Недавно Денди получил наследство – приличную двухкомнатную квартиру на втором этаже старого двухэтажного барака, в небольшом посёлке рядом с крупным городом.

Он не закатил никакой безбашенной вечеринки по такому случаю, а только думал да смотрел в окно. Денди справедливо полагал, что теперь он стал не только домовладельцем, но и человеком, обременённым кучей ненужных ему проблем. Теперь придётся постоянно кому-то платить, заботиться о множестве различных вещей, глядеть в эти мерзкие канцлерские хари да носиться по всему городку с кипой различных бумажек. «В этом нет ничего благородного, – думал Денди, – и мне это всё претит».

Тут раздался звонок в дверь. Внутри Денди разливалось тёплое и приятное чувство, и это было не вино (о чём он тут же пожалел). Это было не только чувство собственности, но чувство защищённой, запертой на замок собственности.
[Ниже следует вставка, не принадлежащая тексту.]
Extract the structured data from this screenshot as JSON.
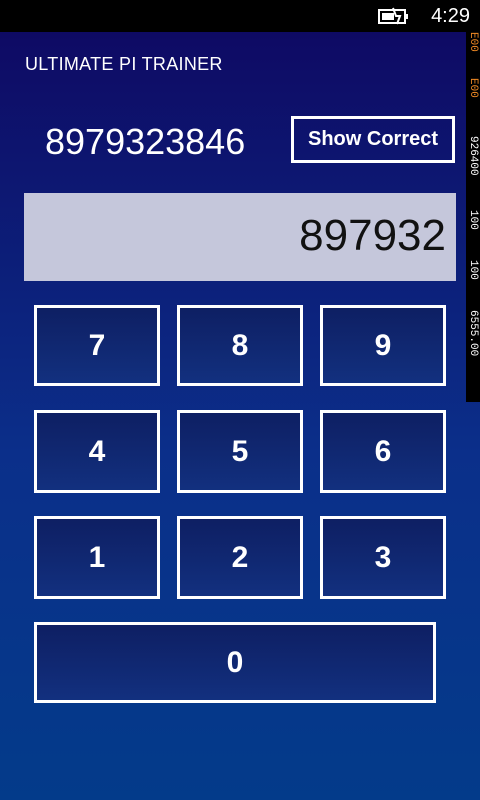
{
  "status": {
    "time": "4:29",
    "icon": "battery-charging-icon"
  },
  "app": {
    "title": "ULTIMATE PI TRAINER"
  },
  "correct": {
    "digits": "8979323846",
    "button_label": "Show Correct"
  },
  "entry": {
    "value": "897932"
  },
  "keypad": {
    "keys": [
      "7",
      "8",
      "9",
      "4",
      "5",
      "6",
      "1",
      "2",
      "3",
      "0"
    ]
  },
  "debug_counters": [
    {
      "text": "E00",
      "color": "#f08a24"
    },
    {
      "text": "E00",
      "color": "#f08a24"
    },
    {
      "text": "926400",
      "color": "#ffffff"
    },
    {
      "text": "100",
      "color": "#ffffff"
    },
    {
      "text": "100",
      "color": "#ffffff"
    },
    {
      "text": "6555.00",
      "color": "#ffffff"
    }
  ]
}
Теперь уже никто не сможет беспардонно нарушать его личное пространство и мешать ему думать. Теперь он будет решать – кого впустить, а кого нет. Он всегда мечтал открыть дверь с сигаретой в зубах. Он видел это в американских фильмах, его восхищал вид появившегося на пороге домовладельца в трусах и майке, с растрёпанной головой и сигаретой в зубах, это означало, что и в квартире, и в личной жизни у человека всё хорошо. Поэтому Денди закурил и пошёл открывать дверь. Кто бы это мог быть, думал по дороге Денди.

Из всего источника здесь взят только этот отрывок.